Renacentista, incluso medieval, novohispano y decimonono, el soneto es uno de los géneros más modernos; acaso por ello el poeta difícilmente se le resiste. Silogismo, ilimitada secuencia, arquitectura, juego, atrae quizá tanto como la flama a la polilla… de manera que pocos se acercan a él sin poner en riesgo las alas, e incluso sin quemarlas.

Sus características son bastante conocidas: “Catorce versos dicen que es soneto”, apunta Lope de Vega; endecasílabos, divididos en dos cuartetos y dos tercetos, de rima ABBA, para los cuartetos, y más libre para los tercetos: CDE, CDE; o CDE, DCE, o CDC, DCD.

Cuando la lengua española era apenas jarchas y glosas, el soneto había sido ya consagrado por los latinos del dolce stil novo: Guinizelli, Cavalcanti y Cino de Pistoia. Dante de Alighieri se los dedica a Beatrice Portinari en Vita Nuova; y Petrarca lo cultiva en su Canzionero.

A España lo lleva Íñigo López de Mendoza marqués de Santillana; y posteriormente lo adopta Garcilaso de la Vega. En el siglo XVI destacan Diego Hurtado de Mendoza, Hernando de Acuña, Fernando de Herrera y Gutierre de Cetina (el del famoso madrigal “ojos claros, serenos”, que muriera apuñalado tras una serenata, en Puebla). Los Siglos de Oro (XVI-XVII) vieron a los sonetistas españoles de mayor envergadura de todos los tiempos: Góngora, Quevedo (el del contundente remate: “polvo serán mas polvo enamorado”), Lope de Vega, Calderón de la Barca, Cervantes, por mencionar sólo algunos.

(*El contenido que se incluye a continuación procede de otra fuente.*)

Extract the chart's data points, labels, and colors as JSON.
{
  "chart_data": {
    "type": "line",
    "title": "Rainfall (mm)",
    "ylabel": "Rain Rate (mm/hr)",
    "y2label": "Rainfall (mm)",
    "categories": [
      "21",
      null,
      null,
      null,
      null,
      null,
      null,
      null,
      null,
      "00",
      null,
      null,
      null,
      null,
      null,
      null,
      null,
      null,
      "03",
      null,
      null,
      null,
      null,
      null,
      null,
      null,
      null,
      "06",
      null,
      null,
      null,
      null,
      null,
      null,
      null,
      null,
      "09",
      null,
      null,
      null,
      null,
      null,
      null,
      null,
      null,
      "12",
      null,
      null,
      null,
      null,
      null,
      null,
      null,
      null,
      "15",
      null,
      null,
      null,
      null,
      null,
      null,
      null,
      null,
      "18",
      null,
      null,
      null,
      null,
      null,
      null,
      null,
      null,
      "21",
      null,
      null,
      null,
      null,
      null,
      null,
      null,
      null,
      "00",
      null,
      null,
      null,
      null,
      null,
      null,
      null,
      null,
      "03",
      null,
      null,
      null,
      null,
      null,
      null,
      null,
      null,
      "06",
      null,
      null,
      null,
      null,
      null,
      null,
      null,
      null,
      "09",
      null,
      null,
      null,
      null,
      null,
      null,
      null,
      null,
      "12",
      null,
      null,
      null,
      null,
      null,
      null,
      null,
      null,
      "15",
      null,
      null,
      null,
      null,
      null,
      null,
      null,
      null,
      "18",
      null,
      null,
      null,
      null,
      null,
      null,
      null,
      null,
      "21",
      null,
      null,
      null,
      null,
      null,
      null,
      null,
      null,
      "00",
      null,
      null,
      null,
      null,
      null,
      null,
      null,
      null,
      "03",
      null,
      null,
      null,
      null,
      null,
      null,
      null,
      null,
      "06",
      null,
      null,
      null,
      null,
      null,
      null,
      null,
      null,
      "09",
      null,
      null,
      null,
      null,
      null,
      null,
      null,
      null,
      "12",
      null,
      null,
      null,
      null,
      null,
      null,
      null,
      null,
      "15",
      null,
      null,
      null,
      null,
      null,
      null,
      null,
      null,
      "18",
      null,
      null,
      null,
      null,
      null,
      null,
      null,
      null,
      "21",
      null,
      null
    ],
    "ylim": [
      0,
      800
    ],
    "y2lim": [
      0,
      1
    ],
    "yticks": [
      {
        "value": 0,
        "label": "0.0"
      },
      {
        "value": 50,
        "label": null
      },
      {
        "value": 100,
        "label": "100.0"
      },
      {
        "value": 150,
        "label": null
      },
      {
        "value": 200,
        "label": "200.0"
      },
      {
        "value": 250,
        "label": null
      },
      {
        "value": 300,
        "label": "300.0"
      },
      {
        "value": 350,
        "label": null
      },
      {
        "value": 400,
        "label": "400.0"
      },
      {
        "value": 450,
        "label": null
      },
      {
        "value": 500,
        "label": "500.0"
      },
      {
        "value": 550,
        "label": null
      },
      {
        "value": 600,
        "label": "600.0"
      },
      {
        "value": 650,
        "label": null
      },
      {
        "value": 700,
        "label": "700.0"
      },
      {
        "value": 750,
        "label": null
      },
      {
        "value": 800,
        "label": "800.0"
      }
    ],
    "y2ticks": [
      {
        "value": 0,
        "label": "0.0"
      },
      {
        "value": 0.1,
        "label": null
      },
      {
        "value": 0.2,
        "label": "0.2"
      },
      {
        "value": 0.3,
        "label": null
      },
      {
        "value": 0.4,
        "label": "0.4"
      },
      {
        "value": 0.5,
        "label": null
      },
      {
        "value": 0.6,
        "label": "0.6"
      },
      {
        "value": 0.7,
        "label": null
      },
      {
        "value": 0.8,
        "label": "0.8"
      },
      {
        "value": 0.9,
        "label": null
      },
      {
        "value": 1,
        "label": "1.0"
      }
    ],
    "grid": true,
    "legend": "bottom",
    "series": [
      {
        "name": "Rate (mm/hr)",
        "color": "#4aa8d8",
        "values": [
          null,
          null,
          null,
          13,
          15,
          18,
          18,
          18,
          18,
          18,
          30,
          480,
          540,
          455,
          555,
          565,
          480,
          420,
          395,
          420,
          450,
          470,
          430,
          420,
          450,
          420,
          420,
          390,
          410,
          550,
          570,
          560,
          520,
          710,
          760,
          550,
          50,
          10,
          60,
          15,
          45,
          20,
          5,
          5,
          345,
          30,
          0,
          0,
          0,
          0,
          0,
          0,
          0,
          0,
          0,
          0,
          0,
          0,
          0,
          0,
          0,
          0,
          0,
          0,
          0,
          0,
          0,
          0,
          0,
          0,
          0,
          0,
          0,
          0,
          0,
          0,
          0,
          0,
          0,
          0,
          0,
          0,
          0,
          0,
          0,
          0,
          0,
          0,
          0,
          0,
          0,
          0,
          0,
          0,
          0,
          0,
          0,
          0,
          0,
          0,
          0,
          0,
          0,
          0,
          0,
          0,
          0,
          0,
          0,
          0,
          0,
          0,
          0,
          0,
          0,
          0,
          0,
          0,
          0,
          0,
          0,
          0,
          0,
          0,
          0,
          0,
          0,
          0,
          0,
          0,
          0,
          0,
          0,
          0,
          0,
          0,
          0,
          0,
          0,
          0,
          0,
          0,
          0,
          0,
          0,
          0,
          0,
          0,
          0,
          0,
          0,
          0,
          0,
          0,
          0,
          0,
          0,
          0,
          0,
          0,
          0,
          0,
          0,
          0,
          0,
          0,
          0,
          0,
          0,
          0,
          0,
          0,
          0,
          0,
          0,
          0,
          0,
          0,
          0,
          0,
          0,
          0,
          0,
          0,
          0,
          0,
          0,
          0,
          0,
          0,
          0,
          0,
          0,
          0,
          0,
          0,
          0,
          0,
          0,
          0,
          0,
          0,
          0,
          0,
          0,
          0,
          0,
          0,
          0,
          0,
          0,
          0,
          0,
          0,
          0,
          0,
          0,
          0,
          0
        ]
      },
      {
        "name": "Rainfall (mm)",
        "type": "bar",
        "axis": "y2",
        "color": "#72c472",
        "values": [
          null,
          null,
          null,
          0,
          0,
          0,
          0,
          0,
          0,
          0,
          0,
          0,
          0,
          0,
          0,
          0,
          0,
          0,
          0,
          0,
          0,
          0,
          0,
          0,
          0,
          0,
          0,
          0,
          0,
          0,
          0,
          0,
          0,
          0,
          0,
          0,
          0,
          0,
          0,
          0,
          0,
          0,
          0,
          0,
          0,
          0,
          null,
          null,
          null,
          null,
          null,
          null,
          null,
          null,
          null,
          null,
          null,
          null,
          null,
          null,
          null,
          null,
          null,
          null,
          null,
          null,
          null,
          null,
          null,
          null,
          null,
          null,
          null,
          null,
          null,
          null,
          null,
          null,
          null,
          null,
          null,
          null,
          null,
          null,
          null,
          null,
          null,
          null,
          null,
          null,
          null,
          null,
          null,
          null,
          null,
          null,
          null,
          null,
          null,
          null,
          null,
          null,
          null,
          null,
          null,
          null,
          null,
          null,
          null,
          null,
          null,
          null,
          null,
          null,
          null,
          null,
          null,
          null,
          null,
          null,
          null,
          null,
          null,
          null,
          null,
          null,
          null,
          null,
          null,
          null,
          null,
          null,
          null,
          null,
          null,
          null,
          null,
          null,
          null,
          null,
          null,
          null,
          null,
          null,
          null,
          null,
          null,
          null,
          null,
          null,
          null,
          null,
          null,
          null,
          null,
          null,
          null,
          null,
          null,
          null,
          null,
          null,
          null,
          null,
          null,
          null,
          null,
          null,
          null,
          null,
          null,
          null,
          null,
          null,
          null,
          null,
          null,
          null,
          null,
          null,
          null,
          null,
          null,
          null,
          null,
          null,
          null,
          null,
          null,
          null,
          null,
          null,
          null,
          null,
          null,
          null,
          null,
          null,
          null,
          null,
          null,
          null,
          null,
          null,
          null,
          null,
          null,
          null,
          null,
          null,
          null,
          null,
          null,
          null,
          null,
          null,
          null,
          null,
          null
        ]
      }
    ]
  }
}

En América, en la Nueva España, baste mencionar a nuestra inmensa Sor Juana Inés de la Cruz, cuyos sonetos –no desprovistos de perfección ni de retruécanos– nos permiten ver la arquitectónica rosa –“viviendo engañas y muriendo enseñas”–, un retrato de ella hoy perdido –“es cadáver, es polvo, es sombra, es nada”–, y su propio corazón vuelto lágrimas –“pues ya en líquido humor viste y tocaste / mi corazón deshecho entre tus manos”…

Los Románticos no sintieron tanto afecto por el soneto, pero resurgió con Rubén Darío y los modernistas en América, y con Machado y Lorca, en España. En el siglo XX, lo usó en España la Generación del 27: Jorge Guillén, Gerardo Diego, Rafael Alberti. Y los latinoamericanos Pablo Neruda y Jorge Luis Borges no le fueron distantes.

En México, el soneto, afirma Novo: “Viene a ser como el común denominador de todas sus épocas y de todos los poetas”. Lo usan el infravalorado Antonio Plaza, los románticos o modernistas o ateneístas Manuel José Othón, Díaz Mirón, De Icaza, Luis G. Urbina, Nervo, López Velarde, Efrén Rebolledo, González Martínez, Reyes… los Contemporáneos Torres Bodet, Pellicer, González Rojo, Villaurrutia. Y más recientemente, nuestro Nobel, Octavio Paz, y el recién fallecido Bonifaz Nuño… y no son todos.

Según se ve, el soneto no parece estar del lado de los neófitos. Sin embargo, escribirlos ofrece una maravillosa oportunidad de poner a prueba nuestro dominio de la lengua. Hay blogs de jóvenes sonetistas que escriben no para obtener premios sino sólo por divertimento. Puestos los pies en la tierra –“tejas abajo”–, quizá no podamos atrapar el mundo en 154 sílabas, pero al menos, seremos más conscientes de las palabras que pueblan nuestro mundo. Siguiendo a Lope, todo consiste en: “contad si son catorce, y está hecho”. Como la polilla a la flama, desafiemos al soneto; quizá temple, más que quemarlas, nuestras alas.